Game of Thrones Addict Wakes Up
Saturday, June 1, 2019 at 1:57PM
Elena Taurke in Culture, Feminism, PsychoZen Meets Life

 

Let's start with the antidote: it's the brothels, Baby. Some smart feminists have opined on the forms of feminine power and how they are portrayed, and there is a lot to say about that. Personally, I think Game of Thrones accurately portrays our world and that is why it is compelling. The women who have power either have it through the men or by becoming masculinized exceptions to the gender rules. 

Some other stuff I found essential and interesting: good people are hurt and betrayed and killed. Sometimes they are avenged and sometimes not. Unlike most stuff we watch, we don't always know who is the good one. This complexity deteriorates in the end, as many have noticed, but I don't really agree with the suggested repairs. For example, Daenerys goes from a valiant warrior for justice with a bit of a temper problem but learning from her mistakes to a vengeful unstoppable madwoman within minutes. Ok, those minutes involved seeing her best friend beheaded, and yes, she had a history of significant trauma (as do they all, actually), so it is plausible as a deadly trigger. However, even a full-on rage attack has a lifespan. To bomb the entire city of innocent citizens served no purpose either strategically or psychologically. 

No, but it served the story. It allowed her and Serse, the other vengeful despot, to be destroyed. By the way, the suggestion for repair involved having her learn from her mistakes, then make the tough choice to destroy all magic, including her beloved John who was only alive because of it. The same critic would have also featured Jaime's moral development. Jamie, for those who will never watch the show, is the dude who pushed a boy out of a window rather than be caught having sex with his sister whom he later raped and then chose to die with. I'm a psychologist so I'm skeptical that either one can be redeemed, certainly not without at least 20 boring episodes of psychoanalysis.

So let's look at the broad strokes. Two powerful vengeful women dead. Of the honorable Stark family, one big sister (Sansa), who has learned to hide her power and manipulate, leaves the capital to be Queen of her own realm. The younger sister, who has become a great warrior, also leaves to pursue the unknown. Good for her! but note that there is no room for her in the civilized world. Toughie Brianne is abandoned by the man she loved and now gets to function like a man on the council. Most of the other women were either killed or their story lines were just dropped. oops, I guess it wasn't important.

By the way, speaking of honor, one hero defines it thus: "A man of honor serves his King even if he is a drunkard, liar or mad." And actually, some of our heroes challenge the rules of honor. Arya disobeys an order to kill someone she values. John can't kill a wildling woman. (Wildlings stand for the rejected outsiders in this show, though they are all white.) And I do think this is another value of the show. Unlike the obedient Republicans, we need to be able to see through what a despot commands, and disobey. 

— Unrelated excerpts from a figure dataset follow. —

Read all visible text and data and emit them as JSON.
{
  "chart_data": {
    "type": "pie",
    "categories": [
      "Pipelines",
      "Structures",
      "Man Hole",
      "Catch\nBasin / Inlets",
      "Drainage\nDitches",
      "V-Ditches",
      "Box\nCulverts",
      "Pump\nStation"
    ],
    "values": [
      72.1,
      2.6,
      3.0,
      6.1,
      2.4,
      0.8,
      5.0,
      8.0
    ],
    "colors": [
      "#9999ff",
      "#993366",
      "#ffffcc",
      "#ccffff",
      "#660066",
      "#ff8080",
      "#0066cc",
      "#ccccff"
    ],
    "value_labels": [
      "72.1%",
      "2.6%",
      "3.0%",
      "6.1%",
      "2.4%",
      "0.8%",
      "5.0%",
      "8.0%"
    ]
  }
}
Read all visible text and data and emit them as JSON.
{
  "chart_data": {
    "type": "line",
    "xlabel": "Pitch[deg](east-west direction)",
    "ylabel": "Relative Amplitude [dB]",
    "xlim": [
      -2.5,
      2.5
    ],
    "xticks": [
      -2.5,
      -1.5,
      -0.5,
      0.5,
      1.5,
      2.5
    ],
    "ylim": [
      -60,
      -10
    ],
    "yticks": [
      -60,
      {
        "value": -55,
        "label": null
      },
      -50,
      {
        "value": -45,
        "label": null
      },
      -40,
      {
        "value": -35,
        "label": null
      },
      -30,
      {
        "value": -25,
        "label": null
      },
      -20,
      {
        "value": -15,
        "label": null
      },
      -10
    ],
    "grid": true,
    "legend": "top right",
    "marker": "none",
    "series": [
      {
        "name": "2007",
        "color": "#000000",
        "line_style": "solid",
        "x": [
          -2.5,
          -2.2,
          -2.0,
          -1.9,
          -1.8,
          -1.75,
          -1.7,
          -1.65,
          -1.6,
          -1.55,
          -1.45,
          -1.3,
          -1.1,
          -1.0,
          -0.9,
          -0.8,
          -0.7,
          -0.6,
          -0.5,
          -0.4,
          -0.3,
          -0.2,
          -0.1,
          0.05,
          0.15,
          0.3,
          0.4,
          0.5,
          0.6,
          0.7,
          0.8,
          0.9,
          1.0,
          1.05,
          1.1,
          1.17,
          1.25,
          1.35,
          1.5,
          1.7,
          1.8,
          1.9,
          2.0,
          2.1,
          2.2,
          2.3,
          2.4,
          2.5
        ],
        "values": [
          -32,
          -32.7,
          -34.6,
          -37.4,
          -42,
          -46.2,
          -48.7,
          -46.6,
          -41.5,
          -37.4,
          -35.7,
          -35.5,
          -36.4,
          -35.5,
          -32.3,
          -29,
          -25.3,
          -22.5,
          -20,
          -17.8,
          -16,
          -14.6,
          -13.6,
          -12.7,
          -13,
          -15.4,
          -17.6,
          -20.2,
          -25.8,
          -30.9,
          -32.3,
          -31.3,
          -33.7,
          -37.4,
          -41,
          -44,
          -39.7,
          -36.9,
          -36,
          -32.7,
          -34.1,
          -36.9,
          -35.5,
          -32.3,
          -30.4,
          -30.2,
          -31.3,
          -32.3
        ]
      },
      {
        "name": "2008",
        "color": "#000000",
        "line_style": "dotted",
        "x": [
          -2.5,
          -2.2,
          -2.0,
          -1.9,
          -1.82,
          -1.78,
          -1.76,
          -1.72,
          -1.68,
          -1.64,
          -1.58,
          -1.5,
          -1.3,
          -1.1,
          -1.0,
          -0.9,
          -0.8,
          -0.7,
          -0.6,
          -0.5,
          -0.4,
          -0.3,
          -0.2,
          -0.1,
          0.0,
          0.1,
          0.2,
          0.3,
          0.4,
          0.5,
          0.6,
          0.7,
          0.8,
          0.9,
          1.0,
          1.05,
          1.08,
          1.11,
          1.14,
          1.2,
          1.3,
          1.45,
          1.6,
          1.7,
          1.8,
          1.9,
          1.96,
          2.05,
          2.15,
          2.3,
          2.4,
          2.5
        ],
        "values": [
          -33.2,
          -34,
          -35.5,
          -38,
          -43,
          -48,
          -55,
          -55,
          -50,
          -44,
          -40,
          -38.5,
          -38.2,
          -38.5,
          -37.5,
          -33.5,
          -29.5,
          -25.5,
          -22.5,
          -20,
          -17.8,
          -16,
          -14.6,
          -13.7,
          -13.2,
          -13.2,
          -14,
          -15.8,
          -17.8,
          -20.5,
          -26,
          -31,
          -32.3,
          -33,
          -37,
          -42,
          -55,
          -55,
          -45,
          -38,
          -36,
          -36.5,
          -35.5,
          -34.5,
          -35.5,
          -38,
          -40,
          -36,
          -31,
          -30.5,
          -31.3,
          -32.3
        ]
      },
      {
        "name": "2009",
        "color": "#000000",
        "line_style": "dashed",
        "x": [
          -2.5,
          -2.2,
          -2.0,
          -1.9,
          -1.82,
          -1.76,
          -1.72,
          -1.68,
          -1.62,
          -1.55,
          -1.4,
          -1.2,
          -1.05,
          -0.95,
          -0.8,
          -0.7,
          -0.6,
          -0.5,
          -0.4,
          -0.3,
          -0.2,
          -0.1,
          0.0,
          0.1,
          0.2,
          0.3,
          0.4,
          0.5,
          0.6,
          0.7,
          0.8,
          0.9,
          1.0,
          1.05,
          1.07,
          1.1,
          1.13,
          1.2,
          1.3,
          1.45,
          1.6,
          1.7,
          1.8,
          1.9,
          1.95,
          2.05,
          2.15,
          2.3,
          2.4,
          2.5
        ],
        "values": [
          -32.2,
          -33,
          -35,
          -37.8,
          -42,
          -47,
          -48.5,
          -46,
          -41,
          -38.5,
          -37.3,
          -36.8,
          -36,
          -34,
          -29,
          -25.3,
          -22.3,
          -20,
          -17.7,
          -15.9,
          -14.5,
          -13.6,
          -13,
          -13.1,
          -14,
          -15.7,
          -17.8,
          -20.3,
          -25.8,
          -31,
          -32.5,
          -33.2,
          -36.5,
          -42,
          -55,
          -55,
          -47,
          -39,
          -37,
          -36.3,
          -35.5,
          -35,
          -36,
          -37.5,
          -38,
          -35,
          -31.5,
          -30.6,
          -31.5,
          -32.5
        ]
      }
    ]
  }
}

I would take it a lot further though. A. lot. further. Let's look at the last scenes. Daenerys and John cancel each other out and so we are left with a council of nobles who have no problem 'voting' for Brandon Stark as ruler of the realm. Brandon is the youngest of the Starks, the one who lost the use of his legs, the one who spent most of the time while everyone else was fighting living in the past with his eyes rolled up in his head. What has he learned from his daydreaming? We don't know. He's barely eighteen. Have you ever dealt with a teen boy? Would you want him to rule the Seven Kingdoms? We don't even know if he can pay attention to the basics. He didn't even develop his upper arm strength, just expected others to push him around. Didn't even thank them much. Sound familiar? 

Then it gets worse. Directors seem to love to give us jokey talking as a relief from tense drama, but actually it's in the jokes that the truth is revealed. At almost the last scene we are treated to an affectionate council meeting in which there is playful banter about whether funds should go toward building defenses or repairing the brothels. heh heh, I know where my money would go, heh heh

Many women were offended by the naked sex workers as well as the onscreen rapes and other brutality. But the brutality felt like brutality; the sex work was never challenged. The prostitutes were usually laughing, horny as hell, and seemed to love their work, as if they had chosen it. But they didn't. They had no choice. They were slaves. They never expressed resentment about their bondage. They didn't get to be any kind of hero. They were never liberated. They were never even noticed. After a while they became background. We watched the men have conversations while naked women sat on their laps.

And so this penultimate scene is what I found to be most distressing, disgusting, and in need of calling out. If you show us many wrong things that meet their consequence yet continue to show the happy enslavement of women then you are a slave trader, a user of women without their consent. This is what we need to question, just as we need to question the received ideas about beauty and the matter of the electibility of women. 

Game of Thrones is a world we can step out of in order to see alternative possibilites. Let's use it to repair our own.